E’ stato un problema molto dibattuto nei nostri ambienti culturali ed artistici del secolo scorso, lo si è affrontato fin quando non è finita l’attività di riviste specializzate che di esso trattavano, finché non s’è parlato più di correnti letterarie ma solo di autori, dei loro casi e la televisione ha assorbito e ridotto a sé, ai suoi bisogni, al suo pubblico, anche temi così impegnati. Siciliano, tuttavia, non smetterà mai di credere nell’azione che la cultura deve svolgere per il sociale, nei modi, nei mezzi che l’intellettuale deve usare per giungere a tutti, per fare opera di comunicazione ed educazione. Quest’ultimo romanzo, i suoi contenuti sociali e individuali, sono la prova indiscussa di tale aspirazione dell’autore, dimostrano che niente era cambiato nel Siciliano della maturità rispetto a quello della formazione e al giovane comparso nella nostra scena culturale intorno agli anni Settanta all’ombra di autori già affermati quali Alberto Moravia, Pier Paolo Pasolini, Elsa Morante. Delle “serate romane” di questi egli aveva sempre partecipato, era stato mediatore tra loro e tra altri artisti, insieme avevano preparato, realizzato la pubblicazione e diffusione di riviste letterarie ed altri periodici, aveva combinato la sua attività d’insegnante con quella di promotore, animatore culturale, aveva cominciato a scrivere racconti, romanzi, commedie dove c’erano, fin dall’inizio, i temi che saranno suoi di sempre e che si collegheranno con le convinzioni, le aspirazioni, le attività dell’uomo Siciliano. Neanche la televisione, l’editoria, il cinema gli erano rimasti estranei in tale continua ricerca di dialogo con l’esterno, con gli altri, con la vita. Sarà questo bisogno a farlo rimanere spesso sospeso, nelle sue opere, tra i toni del romanzo e quelli del saggio, l’evasione e la partecipazione, il sogno e la verità, l’autore e l’uomo.

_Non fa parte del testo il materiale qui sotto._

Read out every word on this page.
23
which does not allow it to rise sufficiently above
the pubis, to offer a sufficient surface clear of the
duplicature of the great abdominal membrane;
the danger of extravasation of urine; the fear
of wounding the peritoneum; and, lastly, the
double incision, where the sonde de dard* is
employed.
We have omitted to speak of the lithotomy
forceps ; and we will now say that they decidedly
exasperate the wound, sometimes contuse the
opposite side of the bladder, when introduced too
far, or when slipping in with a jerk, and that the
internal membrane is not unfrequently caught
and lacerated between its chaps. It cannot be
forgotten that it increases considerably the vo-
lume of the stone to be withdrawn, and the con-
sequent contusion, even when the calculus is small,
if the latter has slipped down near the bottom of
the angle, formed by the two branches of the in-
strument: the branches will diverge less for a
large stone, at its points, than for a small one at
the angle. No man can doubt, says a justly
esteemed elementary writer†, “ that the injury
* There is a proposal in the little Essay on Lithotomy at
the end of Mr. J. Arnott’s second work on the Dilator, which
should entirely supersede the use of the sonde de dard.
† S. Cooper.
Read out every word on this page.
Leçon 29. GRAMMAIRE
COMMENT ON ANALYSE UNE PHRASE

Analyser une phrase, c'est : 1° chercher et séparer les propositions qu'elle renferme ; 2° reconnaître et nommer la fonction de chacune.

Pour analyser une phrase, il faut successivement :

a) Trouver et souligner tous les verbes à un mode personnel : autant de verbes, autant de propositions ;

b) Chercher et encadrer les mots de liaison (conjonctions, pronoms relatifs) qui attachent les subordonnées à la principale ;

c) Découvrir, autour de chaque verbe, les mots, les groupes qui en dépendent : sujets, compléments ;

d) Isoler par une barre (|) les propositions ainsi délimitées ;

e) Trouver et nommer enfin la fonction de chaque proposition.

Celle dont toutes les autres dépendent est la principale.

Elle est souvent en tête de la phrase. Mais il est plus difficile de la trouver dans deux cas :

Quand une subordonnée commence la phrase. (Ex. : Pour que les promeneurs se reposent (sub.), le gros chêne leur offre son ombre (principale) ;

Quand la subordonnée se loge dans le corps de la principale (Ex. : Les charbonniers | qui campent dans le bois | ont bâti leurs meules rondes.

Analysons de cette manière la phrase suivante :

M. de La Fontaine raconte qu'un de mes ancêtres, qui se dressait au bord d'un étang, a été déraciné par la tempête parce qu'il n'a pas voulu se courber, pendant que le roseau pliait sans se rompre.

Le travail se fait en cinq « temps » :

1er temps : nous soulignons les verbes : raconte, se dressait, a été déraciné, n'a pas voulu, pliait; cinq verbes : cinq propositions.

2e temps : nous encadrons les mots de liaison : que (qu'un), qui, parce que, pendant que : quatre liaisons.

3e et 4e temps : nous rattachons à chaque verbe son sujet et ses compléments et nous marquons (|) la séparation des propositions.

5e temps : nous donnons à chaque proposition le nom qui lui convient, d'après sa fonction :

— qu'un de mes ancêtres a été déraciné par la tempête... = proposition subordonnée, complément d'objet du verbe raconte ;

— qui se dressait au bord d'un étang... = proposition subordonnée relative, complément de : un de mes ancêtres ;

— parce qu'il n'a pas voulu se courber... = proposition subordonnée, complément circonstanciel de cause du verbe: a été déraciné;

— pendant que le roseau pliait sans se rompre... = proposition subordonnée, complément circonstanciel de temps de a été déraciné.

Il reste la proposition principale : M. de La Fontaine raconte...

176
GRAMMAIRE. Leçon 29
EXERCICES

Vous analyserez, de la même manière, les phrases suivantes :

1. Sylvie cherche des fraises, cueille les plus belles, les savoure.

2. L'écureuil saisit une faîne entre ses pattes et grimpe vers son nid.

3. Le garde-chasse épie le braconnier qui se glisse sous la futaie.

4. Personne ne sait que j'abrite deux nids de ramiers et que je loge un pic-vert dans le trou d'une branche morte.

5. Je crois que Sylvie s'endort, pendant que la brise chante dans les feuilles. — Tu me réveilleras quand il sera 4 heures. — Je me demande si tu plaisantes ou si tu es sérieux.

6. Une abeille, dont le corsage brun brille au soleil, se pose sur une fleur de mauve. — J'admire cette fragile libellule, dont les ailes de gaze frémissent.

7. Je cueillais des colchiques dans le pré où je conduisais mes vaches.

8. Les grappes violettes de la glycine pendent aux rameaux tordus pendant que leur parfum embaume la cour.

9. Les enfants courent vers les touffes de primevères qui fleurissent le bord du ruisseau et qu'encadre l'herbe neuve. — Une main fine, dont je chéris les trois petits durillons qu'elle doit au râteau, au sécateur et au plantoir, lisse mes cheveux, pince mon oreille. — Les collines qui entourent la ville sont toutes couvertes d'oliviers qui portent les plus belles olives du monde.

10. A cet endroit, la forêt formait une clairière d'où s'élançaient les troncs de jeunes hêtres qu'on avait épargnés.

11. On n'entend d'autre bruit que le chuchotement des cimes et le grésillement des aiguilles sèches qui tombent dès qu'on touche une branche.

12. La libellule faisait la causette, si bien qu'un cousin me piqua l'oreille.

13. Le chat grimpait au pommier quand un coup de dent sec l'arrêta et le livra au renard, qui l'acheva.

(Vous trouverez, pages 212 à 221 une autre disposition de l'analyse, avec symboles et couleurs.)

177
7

L’eterno problema del rapporto tra realtà e idea aveva trovato in Siciliano un interprete instancabile che le aveva messe in relazione perché le riteneva elementi, aspetti necessari della vita. Con Siciliano si è spento un messaggio di fondamentale importanza soprattutto per gli sviluppi futuri che avrebbe potuto raggiungere.